Watched by a tut-tutting audience, she immediately walked away from the arena, knowing she’d failed. But most people were very confident and really good – and why wouldn’t they be? Most have been riding bikes since they were teenagers.
Kristel was the first of our group to get called. She drives a Wave regularly and was pretty confident. She’d collected her own helmet from the parking lot: “I’m not getting lice,” she said firmly, and marched out and did just fine.
Huong had taken hold of the microphone so she could say our names properly. When my turn came, I collected a tiny jockey-cap helmet and settled onto my machine.
The bikes were left permanently in third gear, so all my gear practice wasn’t really necessary. But at least I now knew where the foot brake was. It was all over very quickly, and when I went over to the judges’ table, Huong gave me the thumbs up.
More officials checked my passport, Vietnamese drivers’ license and handed over another piece of paper for collecting the license at a later date. Yesterday, I did just that.

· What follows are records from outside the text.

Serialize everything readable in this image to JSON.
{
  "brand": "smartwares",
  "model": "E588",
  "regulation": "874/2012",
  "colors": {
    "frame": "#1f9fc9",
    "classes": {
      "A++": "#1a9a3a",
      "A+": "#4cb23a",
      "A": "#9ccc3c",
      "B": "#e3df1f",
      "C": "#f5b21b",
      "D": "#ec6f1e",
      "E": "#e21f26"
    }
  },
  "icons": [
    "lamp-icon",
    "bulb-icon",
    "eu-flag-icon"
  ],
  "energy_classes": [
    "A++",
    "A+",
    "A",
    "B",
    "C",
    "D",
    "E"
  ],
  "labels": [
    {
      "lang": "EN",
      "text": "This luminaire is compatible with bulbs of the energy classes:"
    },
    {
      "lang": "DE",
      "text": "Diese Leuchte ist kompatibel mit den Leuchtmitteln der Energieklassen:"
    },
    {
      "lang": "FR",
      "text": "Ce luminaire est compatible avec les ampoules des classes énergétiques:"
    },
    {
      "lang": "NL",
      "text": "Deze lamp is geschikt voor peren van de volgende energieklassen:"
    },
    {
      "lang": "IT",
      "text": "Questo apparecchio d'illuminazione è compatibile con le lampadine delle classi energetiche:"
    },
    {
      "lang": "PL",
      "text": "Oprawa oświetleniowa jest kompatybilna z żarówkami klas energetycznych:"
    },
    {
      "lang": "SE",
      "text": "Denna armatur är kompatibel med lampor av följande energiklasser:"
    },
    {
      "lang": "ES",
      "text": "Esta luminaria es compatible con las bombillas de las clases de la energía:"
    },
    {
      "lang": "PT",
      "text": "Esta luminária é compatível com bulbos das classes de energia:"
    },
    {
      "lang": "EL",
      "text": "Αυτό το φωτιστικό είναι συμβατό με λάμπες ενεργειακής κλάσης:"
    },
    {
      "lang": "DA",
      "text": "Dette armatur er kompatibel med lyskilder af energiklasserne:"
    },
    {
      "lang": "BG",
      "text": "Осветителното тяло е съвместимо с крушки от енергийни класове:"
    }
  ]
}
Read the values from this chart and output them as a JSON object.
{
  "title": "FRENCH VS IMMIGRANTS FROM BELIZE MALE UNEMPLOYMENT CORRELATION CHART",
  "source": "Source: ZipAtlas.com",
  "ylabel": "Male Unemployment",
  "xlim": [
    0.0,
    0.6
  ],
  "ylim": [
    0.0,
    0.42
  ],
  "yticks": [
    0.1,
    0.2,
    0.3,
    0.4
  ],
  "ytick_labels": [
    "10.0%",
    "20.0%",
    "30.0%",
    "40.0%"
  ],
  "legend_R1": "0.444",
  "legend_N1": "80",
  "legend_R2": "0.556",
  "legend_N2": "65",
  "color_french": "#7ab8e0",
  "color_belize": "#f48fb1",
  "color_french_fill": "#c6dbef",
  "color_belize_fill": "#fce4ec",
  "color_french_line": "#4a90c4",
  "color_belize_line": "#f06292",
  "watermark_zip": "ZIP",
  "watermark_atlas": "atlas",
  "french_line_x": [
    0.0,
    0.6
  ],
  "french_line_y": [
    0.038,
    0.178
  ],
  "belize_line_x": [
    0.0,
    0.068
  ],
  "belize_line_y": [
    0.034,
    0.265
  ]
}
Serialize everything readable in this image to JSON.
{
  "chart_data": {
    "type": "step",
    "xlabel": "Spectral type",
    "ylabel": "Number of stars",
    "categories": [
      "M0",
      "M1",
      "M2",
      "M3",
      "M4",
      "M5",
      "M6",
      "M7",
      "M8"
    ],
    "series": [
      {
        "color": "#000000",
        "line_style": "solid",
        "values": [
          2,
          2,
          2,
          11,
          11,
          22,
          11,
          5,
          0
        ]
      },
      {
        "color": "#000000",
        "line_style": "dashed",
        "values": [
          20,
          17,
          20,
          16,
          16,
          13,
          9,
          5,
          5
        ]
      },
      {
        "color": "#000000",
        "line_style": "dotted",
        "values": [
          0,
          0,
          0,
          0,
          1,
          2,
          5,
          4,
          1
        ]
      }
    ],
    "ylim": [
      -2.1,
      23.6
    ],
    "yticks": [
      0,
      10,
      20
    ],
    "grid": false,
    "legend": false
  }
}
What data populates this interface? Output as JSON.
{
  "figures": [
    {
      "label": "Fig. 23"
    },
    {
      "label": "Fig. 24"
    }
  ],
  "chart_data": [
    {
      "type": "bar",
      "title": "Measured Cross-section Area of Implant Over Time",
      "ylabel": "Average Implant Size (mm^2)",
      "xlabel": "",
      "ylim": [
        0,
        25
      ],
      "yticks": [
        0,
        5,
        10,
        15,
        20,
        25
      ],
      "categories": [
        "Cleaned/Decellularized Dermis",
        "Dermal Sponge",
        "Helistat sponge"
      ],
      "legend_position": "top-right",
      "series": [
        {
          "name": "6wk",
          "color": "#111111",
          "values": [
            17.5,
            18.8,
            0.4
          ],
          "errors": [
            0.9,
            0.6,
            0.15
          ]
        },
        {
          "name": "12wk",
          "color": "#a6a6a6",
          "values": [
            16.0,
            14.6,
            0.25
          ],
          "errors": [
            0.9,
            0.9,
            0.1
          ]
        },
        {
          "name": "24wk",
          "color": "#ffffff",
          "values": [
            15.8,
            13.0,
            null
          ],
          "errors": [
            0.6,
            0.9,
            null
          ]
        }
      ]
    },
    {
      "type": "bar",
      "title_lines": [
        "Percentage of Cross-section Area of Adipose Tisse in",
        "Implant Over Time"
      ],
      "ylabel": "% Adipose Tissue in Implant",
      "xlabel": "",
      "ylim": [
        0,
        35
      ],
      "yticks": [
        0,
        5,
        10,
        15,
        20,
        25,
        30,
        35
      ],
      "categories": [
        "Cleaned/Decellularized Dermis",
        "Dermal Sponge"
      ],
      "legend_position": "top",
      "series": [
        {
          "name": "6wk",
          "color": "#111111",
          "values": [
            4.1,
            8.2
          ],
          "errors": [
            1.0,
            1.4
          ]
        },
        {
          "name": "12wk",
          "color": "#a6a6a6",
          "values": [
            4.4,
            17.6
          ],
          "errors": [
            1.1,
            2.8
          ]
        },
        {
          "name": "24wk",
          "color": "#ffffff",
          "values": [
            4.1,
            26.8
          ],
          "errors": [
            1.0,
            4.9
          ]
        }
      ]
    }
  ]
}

But as I collected the large orange laminated license, instead of feeling proud, I felt kind of sad.
My days as an outlaw motorbike rider are over.
(Posted Friday Sept.28, 2012)
Congratulations, though there is something appealing about being an outlaw 🙂
And I imagine if you can ride 5 months in Hanoi, that ought to be proof enough that you deserve the licence.
Well, yes, navigating Hanoi’s streets is an art in itself, and bares no resemblance to the test! Doing a figure-of-eight by yourself, with no one cutting in front, going the wrong way or beeping madly is much easier.
Glad you made to the test without mishap – sounds horrendous…!
Great to hear from you. Yes, no accidents so far, luckily!